Thanks Steve. 

So now we have two solutions: the solution that Mike identified using 
dfdl:checkConstraints(.), and the solution that Steve identified switching the 
order of the choice branches and using fn:nilled(.).

I am writing this stuff up. Which solution should I recommend? I prefer Steve's 
solution since it is simpler and easier to describe. Thoughts?

/Roger

-----Original Message-----
From: Steve Lawrence <slawre...@apache.org> 
Sent: Thursday, August 25, 2022 8:54 AM
To: users@daffodil.apache.org
Subject: [EXT] Re: Daffodil does not correctly parse variable length, nillable 
elements with complexType

Ah yeah, you're right.
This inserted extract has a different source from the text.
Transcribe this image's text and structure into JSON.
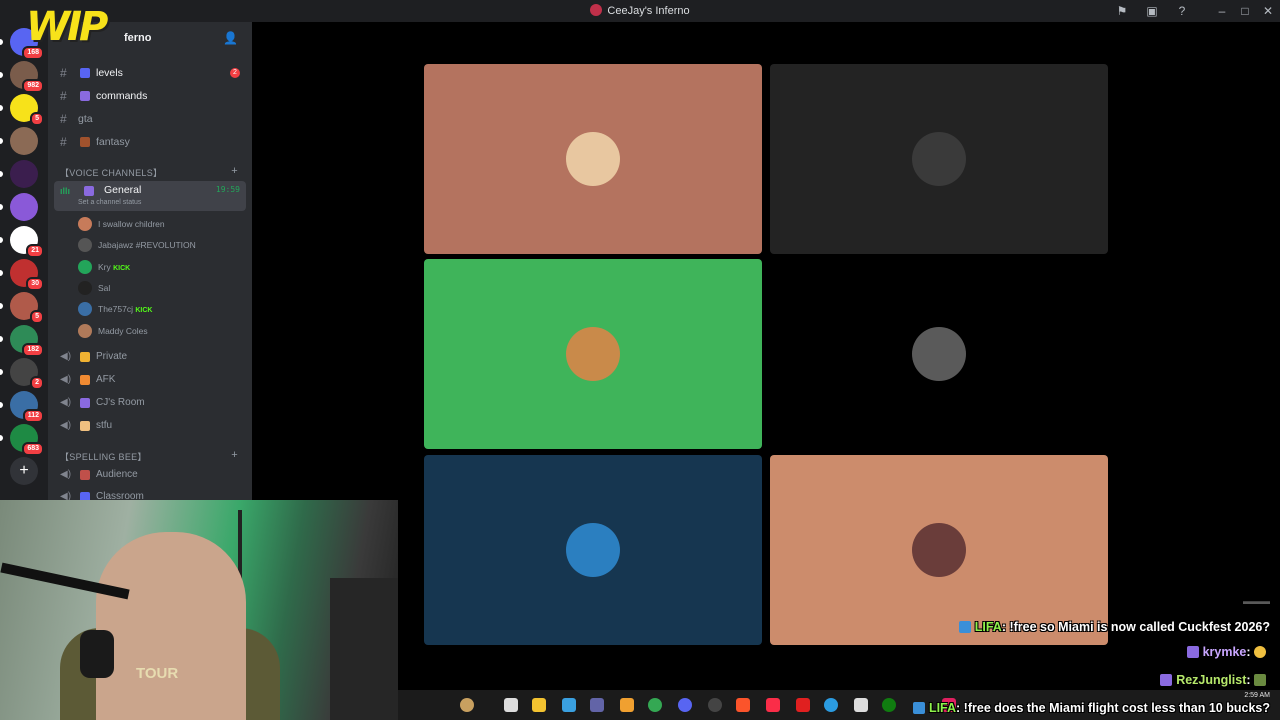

If Origin_ were first, you would also need an 
assert that Origin_ must be nilled to cause it to backtrack and try the 
other branch if it wasn't the nil value, e.g.:

   <xs:element name="Origin_" ... >
     <xs:annotation>
       <xs:appinfo source="http://www.ogf.org/dfdl/";>
         <dfdl:assert>{ fn:nilled(.) }</dfdl:assert>
       </xs:appinfo>
     </xs:annotation>
   </xs:element>

Note that this is probably a good idea to add regardless of order. 
Otherwise, if there was a parse error in the Origin element (which would 
occur with Mike's changes on invalid data) then Origin_ would accept any 
string, but it is intended to only parse a nil element.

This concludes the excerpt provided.